Life is miserable. That certainly seems to have been the case in Wales circa 1915, when the writer Caradoc Evans published fifteen short stories under the title My People. I’ve not read any of them, and thus can’t judge how faithful the dancer and choreographer Gwyn Emberton is to his source material in this dance production named after the book. What I do know is that historically Evans was vilified for his hugely unflattering portrayal of his own people. I also know what my reaction was to Emberton’s work, shown on the Fringe under the auspices of Coreo Cymru and Chapter’s Welsh dance strand: misery, and then anger. I could hardly wait for this technically superbly danced but unilluminating hour of unrelieved misery to be over.

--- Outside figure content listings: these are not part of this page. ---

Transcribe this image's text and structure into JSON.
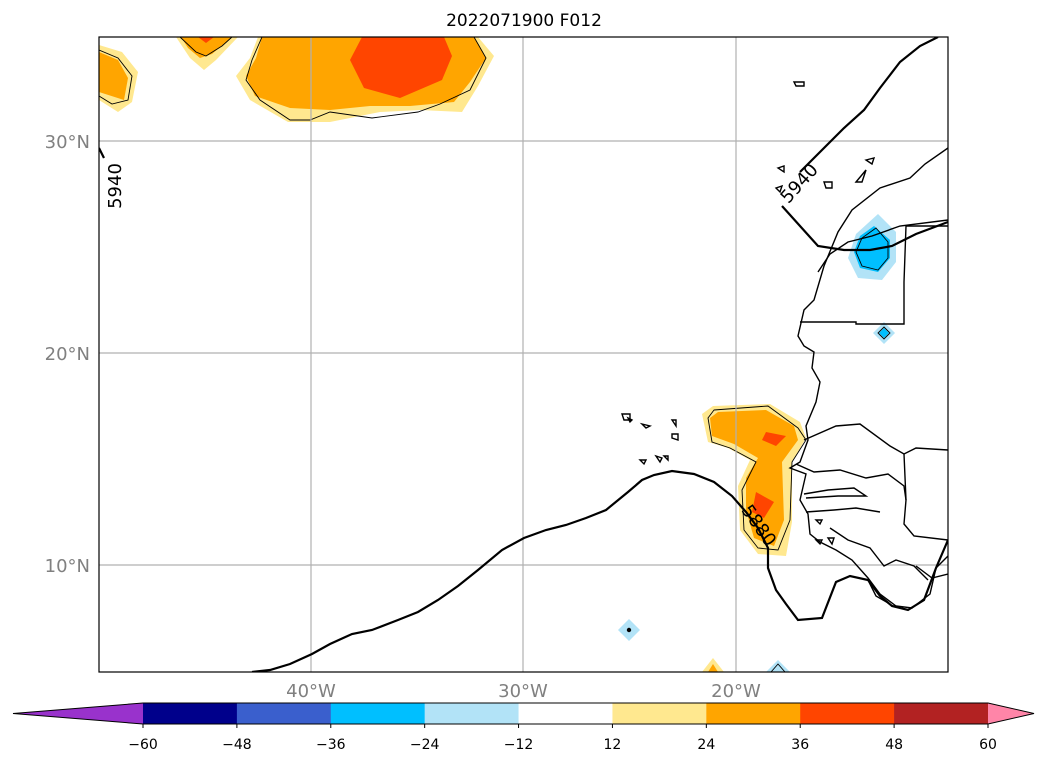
{
  "title": "2022071900 F012",
  "map": {
    "lat_labels": [
      "30°N",
      "20°N",
      "10°N"
    ],
    "lon_labels": [
      "40°W",
      "30°W",
      "20°W"
    ],
    "contour_labels": [
      "5940",
      "5940",
      "5880"
    ],
    "grid": true
  },
  "colorbar": {
    "ticks": [
      "−60",
      "−48",
      "−36",
      "−24",
      "−12",
      "12",
      "24",
      "36",
      "48",
      "60"
    ],
    "colors": [
      "#9932cc",
      "#00008b",
      "#3a5fcd",
      "#00bfff",
      "#b2e3f7",
      "#ffffff",
      "#ffe88f",
      "#ffa500",
      "#ff4500",
      "#b22222",
      "#ff85a8"
    ],
    "extend": "both"
  },
  "colors": {
    "grid": "#b0b0b0",
    "coast": "#000000",
    "label_gray": "#808080"
  }
}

Have I used the word ‘misery’ enough yet? Maybe not. Honestly, this performance was the gloomiest by far of any of the 99 I’ve seen to date at Fringe 2015. Literally gloomy, too, given the dark lighting design. In all fairness the piece’s predominant tone was doubtless due to a subject matter which, based upon my reading of the string of kinetic scenarios that Emberton puts onstage, could be summed up as unhappy, brooding men oppressing or using or abusing women, e.g. a woman kept on a leash to the point of madness, or another bullied by one male and tempted by a second who seems to be in complicity with his rival – rendering her doubly oppressed! Not that the men get off scot-free. Indeed, one is hung upside down as if he’s about be gutted but is, instead, ‘only’ placed in a straitjacket-style in a shirt. The score, for the record, that’s jointly credited to Benjamin Talbott and Tic Ashfield has some range. It’s folky, beaty film score stuff featuring some haunted-sounding vocals and snappy electronic layering and, as such, served the show well even if it wasn’t particularly to my taste.

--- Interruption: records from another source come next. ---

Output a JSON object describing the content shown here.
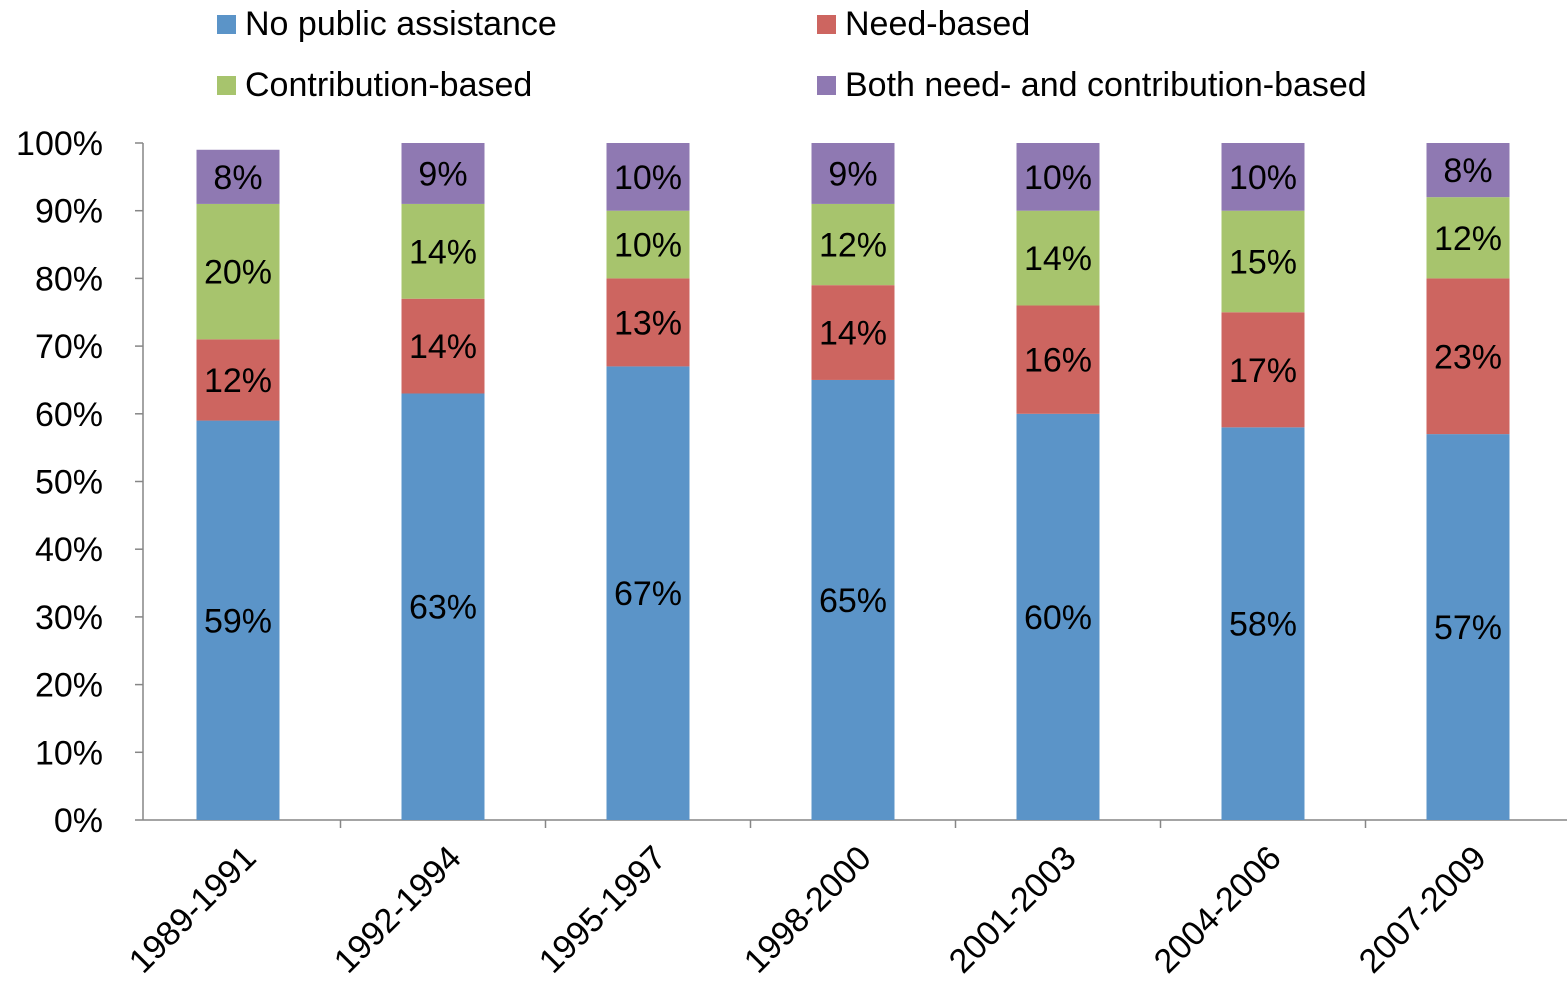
{
  "chart_data": {
    "type": "bar",
    "stacked": true,
    "categories": [
      "1989-1991",
      "1992-1994",
      "1995-1997",
      "1998-2000",
      "2001-2003",
      "2004-2006",
      "2007-2009"
    ],
    "series": [
      {
        "name": "No public assistance",
        "color": "#5B94C8",
        "values": [
          59,
          63,
          67,
          65,
          60,
          58,
          57
        ],
        "labels": [
          "59%",
          "63%",
          "67%",
          "65%",
          "60%",
          "58%",
          "57%"
        ]
      },
      {
        "name": "Need-based",
        "color": "#CD6560",
        "values": [
          12,
          14,
          13,
          14,
          16,
          17,
          23
        ],
        "labels": [
          "12%",
          "14%",
          "13%",
          "14%",
          "16%",
          "17%",
          "23%"
        ]
      },
      {
        "name": "Contribution-based",
        "color": "#A7C46D",
        "values": [
          20,
          14,
          10,
          12,
          14,
          15,
          12
        ],
        "labels": [
          "20%",
          "14%",
          "10%",
          "12%",
          "14%",
          "15%",
          "12%"
        ]
      },
      {
        "name": "Both need- and contribution-based",
        "color": "#8F79B2",
        "values": [
          8,
          9,
          10,
          9,
          10,
          10,
          8
        ],
        "labels": [
          "8%",
          "9%",
          "10%",
          "9%",
          "10%",
          "10%",
          "8%"
        ]
      }
    ],
    "ylim": [
      0,
      100
    ],
    "yticks": [
      "0%",
      "10%",
      "20%",
      "30%",
      "40%",
      "50%",
      "60%",
      "70%",
      "80%",
      "90%",
      "100%"
    ],
    "xlabel": "",
    "ylabel": "",
    "grid": false,
    "legend_position": "top"
  }
}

I don’t at all object to theatrical depictions of lives harshly lived, and certainly ‘My People’ indicates that these dire doings are perpetrated and perpetuated by a community. What got up my nose was the feeling of wallowing in – yes, that word again – misery. I don’t care if this is the truth of Evans’ fiction, any more than I ultimately cared that the six dancers – including Emberton – were extremely articulate movers (although here, too, the limitations of the choreography were evident via much swirling and swooping alongside the grovelling and writhing demanded by the dance’s dramatic content; consistent or, less forgivingly, samey). What’s missing from My People is any shading or a more rounded breadth of feeling, or enough sense of detailed characterisation, even if only sketched-in, that might’ve helped me on some level identify with the people onstage. They’re not my people. I couldn’t help thinking of all the training that these fine dancers have undergone to be functioning at this level, and this reductive joylessness is their reward. More selfishly, I was also depressingly aware of the time I’d invested in coming to see a show that unfortunately told me nothing new about being alive.